Até a quilométrica fila do cinema se desfez, e o solitário bilheteiro pôde se juntar ao restante do público − para ter seus dois decibéis de paz e poesia.

domingo, 18 de março de 2012

The walking dead

Uma horda de mortos-vivos invadiu o metrô com som, fúria, suor e batuque. Gritos também. De guerra. Urros. Versos bárbaros, rimas primitivas, a poesia da civilização. Eram os restos mortais de um trio elétrico qualquer, de um bloco carnavalesco fora de época, de um desfile de fantasias desbotadas. As fezes do rei Momo. O vagão balançou.

Os zumbis que ali estavam − ali permaneceram. O jovem de blusa amarela pôs o mp3 no volume máximo. A mocinha de bochechas coradas abriu o livro de crônicas da Martha Medeiros e lá se escondeu. O senhor de boné azul chacoalhou o jornal e caiu no caderno de esportes.
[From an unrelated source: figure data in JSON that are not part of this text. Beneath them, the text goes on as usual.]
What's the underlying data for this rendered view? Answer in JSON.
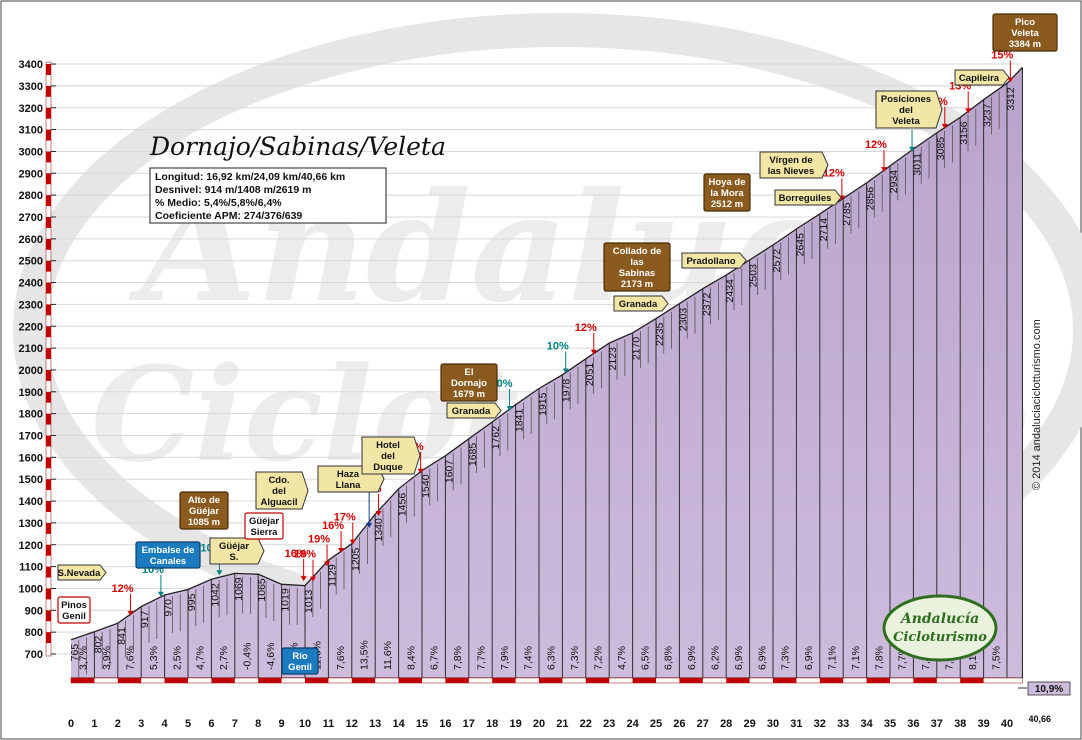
{
  "chart_data": {
    "type": "area",
    "title": "Dornajo/Sabinas/Veleta",
    "stats": [
      "Longitud: 16,92 km/24,09 km/40,66 km",
      "Desnivel: 914 m/1408 m/2619 m",
      "% Medio: 5,4%/5,8%/6,4%",
      "Coeficiente APM: 274/376/639"
    ],
    "copyright": "© 2014 andaluciaciclotturismo.com",
    "ylim": [
      700,
      3400
    ],
    "yticks": [
      700,
      800,
      900,
      1000,
      1100,
      1200,
      1300,
      1400,
      1500,
      1600,
      1700,
      1800,
      1900,
      2000,
      2100,
      2200,
      2300,
      2400,
      2500,
      2600,
      2700,
      2800,
      2900,
      3000,
      3100,
      3200,
      3300,
      3400
    ],
    "xlim": [
      0,
      40.66
    ],
    "xticks": [
      "0",
      "1",
      "2",
      "3",
      "4",
      "5",
      "6",
      "7",
      "8",
      "9",
      "10",
      "11",
      "12",
      "13",
      "14",
      "15",
      "16",
      "17",
      "18",
      "19",
      "20",
      "21",
      "22",
      "23",
      "24",
      "25",
      "26",
      "27",
      "28",
      "29",
      "30",
      "31",
      "32",
      "33",
      "34",
      "35",
      "36",
      "37",
      "38",
      "39",
      "40"
    ],
    "x_end_label": "40,66",
    "profile_km": [
      0,
      1,
      2,
      3,
      4,
      5,
      6,
      7,
      8,
      9,
      10,
      11,
      12,
      13,
      14,
      15,
      16,
      17,
      18,
      19,
      20,
      21,
      22,
      23,
      24,
      25,
      26,
      27,
      28,
      29,
      30,
      31,
      32,
      33,
      34,
      35,
      36,
      37,
      38,
      39,
      40,
      40.66
    ],
    "profile_alt": [
      765,
      802,
      841,
      917,
      970,
      995,
      1042,
      1069,
      1065,
      1019,
      1013,
      1129,
      1205,
      1340,
      1456,
      1540,
      1607,
      1685,
      1762,
      1841,
      1915,
      1978,
      2051,
      2123,
      2170,
      2235,
      2303,
      2372,
      2434,
      2503,
      2572,
      2645,
      2714,
      2785,
      2856,
      2934,
      3011,
      3085,
      3156,
      3237,
      3312,
      3384
    ],
    "alt_labels": [
      "765",
      "802",
      "841",
      "917",
      "970",
      "995",
      "1042",
      "1069",
      "1065",
      "1019",
      "1013",
      "1129",
      "1205",
      "1340",
      "1456",
      "1540",
      "1607",
      "1685",
      "1762",
      "1841",
      "1915",
      "1978",
      "2051",
      "2123",
      "2170",
      "2235",
      "2303",
      "2372",
      "2434",
      "2503",
      "2572",
      "2645",
      "2714",
      "2785",
      "2856",
      "2934",
      "3011",
      "3085",
      "3156",
      "3237",
      "3312"
    ],
    "grades": [
      "3,7%",
      "3,9%",
      "7,6%",
      "5,3%",
      "2,5%",
      "4,7%",
      "2,7%",
      "-0,4%",
      "-4,6%",
      "-0,6%",
      "11,6%",
      "7,6%",
      "13,5%",
      "11,6%",
      "8,4%",
      "6,7%",
      "7,8%",
      "7,7%",
      "7,9%",
      "7,4%",
      "6,3%",
      "7,3%",
      "7,2%",
      "4,7%",
      "6,5%",
      "6,8%",
      "6,9%",
      "6,2%",
      "6,9%",
      "6,9%",
      "7,3%",
      "6,9%",
      "7,1%",
      "7,1%",
      "7,8%",
      "7,7%",
      "7,4%",
      "7,1%",
      "8,1%",
      "7,5%",
      "10,9%"
    ],
    "ramps": [
      {
        "km": 2.2,
        "label": "12%",
        "color": "#d40000"
      },
      {
        "km": 3.5,
        "label": "10%",
        "color": "#008080"
      },
      {
        "km": 6.0,
        "label": "10%",
        "color": "#008080"
      },
      {
        "km": 9.6,
        "label": "16%",
        "color": "#d40000"
      },
      {
        "km": 10.0,
        "label": "18%",
        "color": "#d40000"
      },
      {
        "km": 10.6,
        "label": "19%",
        "color": "#d40000"
      },
      {
        "km": 11.2,
        "label": "16%",
        "color": "#d40000"
      },
      {
        "km": 11.7,
        "label": "17%",
        "color": "#d40000"
      },
      {
        "km": 12.8,
        "label": "17%",
        "color": "#d40000"
      },
      {
        "km": 12.4,
        "label": "20%",
        "color": "#0a3d91"
      },
      {
        "km": 14.6,
        "label": "16%",
        "color": "#d40000"
      },
      {
        "km": 18.4,
        "label": "10%",
        "color": "#008080"
      },
      {
        "km": 20.8,
        "label": "10%",
        "color": "#008080"
      },
      {
        "km": 22.0,
        "label": "12%",
        "color": "#d40000"
      },
      {
        "km": 32.6,
        "label": "12%",
        "color": "#d40000"
      },
      {
        "km": 34.4,
        "label": "12%",
        "color": "#d40000"
      },
      {
        "km": 35.6,
        "label": "10%",
        "color": "#008080"
      },
      {
        "km": 37.0,
        "label": "12%",
        "color": "#d40000"
      },
      {
        "km": 38.0,
        "label": "13%",
        "color": "#d40000"
      },
      {
        "km": 39.8,
        "label": "15%",
        "color": "#d40000"
      }
    ],
    "places": [
      {
        "text": "S.Nevada",
        "style": "dir"
      },
      {
        "text": "Pinos Genil",
        "style": "red"
      },
      {
        "text": "Embalse de Canales",
        "style": "blue"
      },
      {
        "text": "Alto de Güéjar 1085 m",
        "style": "brown"
      },
      {
        "text": "Güéjar S.",
        "style": "dir"
      },
      {
        "text": "Cdo. del Alguacil",
        "style": "dir"
      },
      {
        "text": "Güéjar Sierra",
        "style": "red"
      },
      {
        "text": "Río Genil",
        "style": "blue"
      },
      {
        "text": "Haza Llana",
        "style": "dir"
      },
      {
        "text": "Hotel del Duque",
        "style": "dir"
      },
      {
        "text": "El Dornajo 1679 m",
        "style": "brown"
      },
      {
        "text": "Granada",
        "style": "dir"
      },
      {
        "text": "Collado de las Sabinas 2173 m",
        "style": "brown"
      },
      {
        "text": "Granada",
        "style": "dir"
      },
      {
        "text": "Pradollano",
        "style": "dir"
      },
      {
        "text": "Hoya de la Mora 2512 m",
        "style": "brown"
      },
      {
        "text": "Vírgen de las Nieves",
        "style": "dir"
      },
      {
        "text": "Borreguiles",
        "style": "dir"
      },
      {
        "text": "Posiciones del Veleta",
        "style": "dir"
      },
      {
        "text": "Capileira",
        "style": "dir"
      },
      {
        "text": "Pico Veleta 3384 m",
        "style": "brown"
      }
    ],
    "watermark": [
      "Andalucía",
      "Cicloturismo"
    ]
  }
}
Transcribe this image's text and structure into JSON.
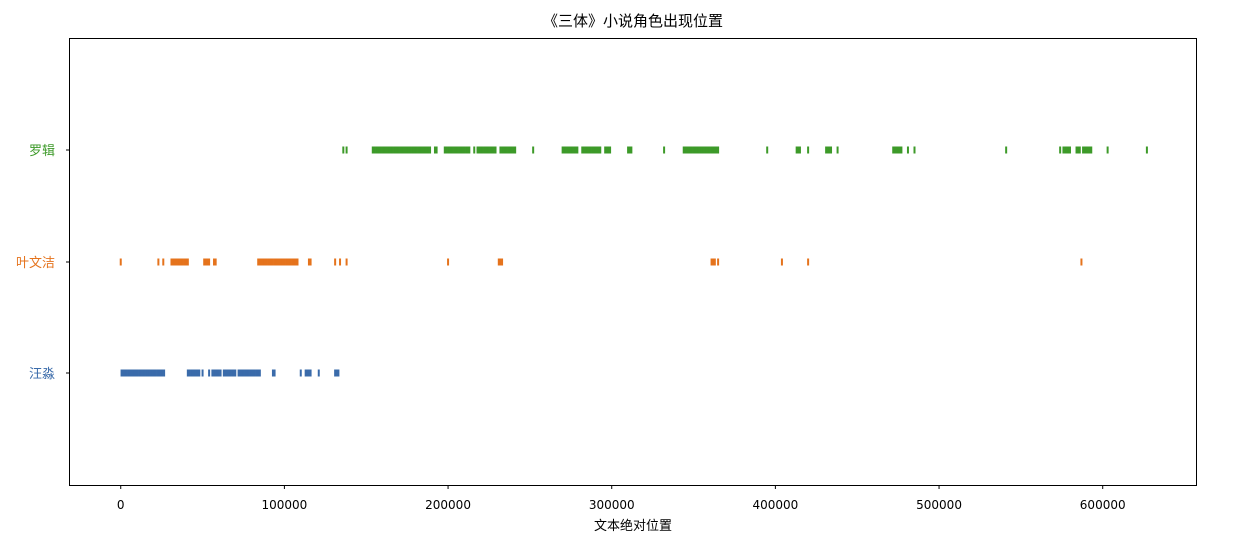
{
  "chart_data": {
    "type": "eventplot",
    "title": "《三体》小说角色出现位置",
    "xlabel": "文本绝对位置",
    "ylabel": "",
    "xlim": [
      -31000,
      657000
    ],
    "xticks": [
      0,
      100000,
      200000,
      300000,
      400000,
      500000,
      600000
    ],
    "grid": false,
    "series": [
      {
        "name": "汪淼",
        "color": "#3A6BAA",
        "positions": [
          500,
          1500,
          2500,
          3500,
          4500,
          5500,
          6500,
          7500,
          8500,
          9500,
          10500,
          11500,
          12500,
          13500,
          14500,
          15500,
          16500,
          17500,
          18500,
          19500,
          20500,
          21500,
          22500,
          23500,
          24500,
          25500,
          26500,
          41000,
          42000,
          43000,
          44000,
          45000,
          46000,
          47000,
          48000,
          50000,
          54000,
          56000,
          57000,
          58000,
          59000,
          60000,
          61000,
          63000,
          64000,
          65000,
          66000,
          67000,
          68000,
          69000,
          70000,
          72000,
          73000,
          74000,
          75000,
          76000,
          77000,
          78000,
          79000,
          80000,
          81000,
          82000,
          83000,
          84000,
          85000,
          93000,
          94000,
          110000,
          113000,
          114000,
          115000,
          116000,
          121000,
          131000,
          132000,
          133000
        ]
      },
      {
        "name": "叶文洁",
        "color": "#E5731C",
        "positions": [
          0,
          23000,
          26000,
          31000,
          32000,
          33000,
          34000,
          35000,
          36000,
          37000,
          38000,
          39000,
          40000,
          41000,
          51000,
          52000,
          53000,
          54000,
          57000,
          58000,
          84000,
          85000,
          86000,
          87000,
          88000,
          89000,
          90000,
          91000,
          92000,
          93000,
          94000,
          95000,
          96000,
          97000,
          98000,
          99000,
          100000,
          101000,
          102000,
          103000,
          104000,
          105000,
          106000,
          107000,
          108000,
          115000,
          116000,
          131000,
          134000,
          138000,
          200000,
          231000,
          232000,
          233000,
          361000,
          362000,
          363000,
          365000,
          404000,
          420000,
          587000
        ]
      },
      {
        "name": "罗辑",
        "color": "#3D9A29",
        "positions": [
          136000,
          138000,
          154000,
          155000,
          156000,
          157000,
          158000,
          159000,
          160000,
          161000,
          162000,
          163000,
          164000,
          165000,
          166000,
          167000,
          168000,
          169000,
          170000,
          171000,
          172000,
          173000,
          174000,
          175000,
          176000,
          177000,
          178000,
          179000,
          180000,
          181000,
          182000,
          183000,
          184000,
          185000,
          186000,
          187000,
          188000,
          189000,
          192000,
          193000,
          198000,
          199000,
          200000,
          201000,
          202000,
          203000,
          204000,
          205000,
          206000,
          207000,
          208000,
          209000,
          210000,
          211000,
          212000,
          213000,
          216000,
          218000,
          219000,
          220000,
          221000,
          222000,
          223000,
          224000,
          225000,
          226000,
          227000,
          228000,
          229000,
          232000,
          233000,
          234000,
          235000,
          236000,
          237000,
          238000,
          239000,
          240000,
          241000,
          252000,
          270000,
          271000,
          272000,
          273000,
          274000,
          275000,
          276000,
          277000,
          278000,
          279000,
          282000,
          283000,
          284000,
          285000,
          286000,
          287000,
          288000,
          289000,
          290000,
          291000,
          292000,
          293000,
          296000,
          297000,
          298000,
          299000,
          310000,
          311000,
          312000,
          332000,
          344000,
          345000,
          346000,
          347000,
          348000,
          349000,
          350000,
          351000,
          352000,
          353000,
          354000,
          355000,
          356000,
          357000,
          358000,
          359000,
          360000,
          361000,
          362000,
          363000,
          364000,
          365000,
          395000,
          413000,
          414000,
          415000,
          420000,
          431000,
          432000,
          433000,
          434000,
          438000,
          472000,
          473000,
          474000,
          475000,
          476000,
          477000,
          481000,
          485000,
          541000,
          574000,
          576000,
          577000,
          578000,
          579000,
          580000,
          584000,
          585000,
          586000,
          588000,
          589000,
          590000,
          591000,
          592000,
          593000,
          603000,
          627000
        ]
      }
    ]
  }
}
A vovó de bolsa verde dormia desde a primeira parada. Sua dentadura ia e voltava a cada respiração.

O lobo que ninguém viu − que ninguém via − ia e voltava em busca de sua vítima. Farejava com nariz grande, olhos grandes, ouvidos grandes. Farejou o lixo até achar alguma sobra que valesse o dia. Achou Maria Rosa, única criatura naquele trem que de fato não podia enxergar. Era cega de nascença. E a última flor ainda viva naquele jardim abandonado.

Delícia, delícia. Ai, se eu te pego. O vilão salivava. Chegou mais perto. Mais perto. Arrastou-a até o meio da horda − que continuava suando, batucando, gritando, urrando com som e fúria os mesmos versos bárbaros, as mesmas rimas primitivas, a mesma poesia da civilização. Ai, se eu te pego. Ai, ai, se eu te pego. O vagão balançou mais forte.

A flor foi devorada.

Na estação final, o lobo saltou e desapareceu na multidão. Fome saciada até a próxima viagem. Saltaram ainda o jovem de blusa amarela, a mocinha de bochechas coradas, o senhor de boné azul. Saltaram também o maquinista, os seguranças, os faxineiros, até o bom xerife Rick Grimes. Saltamos você e eu. Todos restos mortais.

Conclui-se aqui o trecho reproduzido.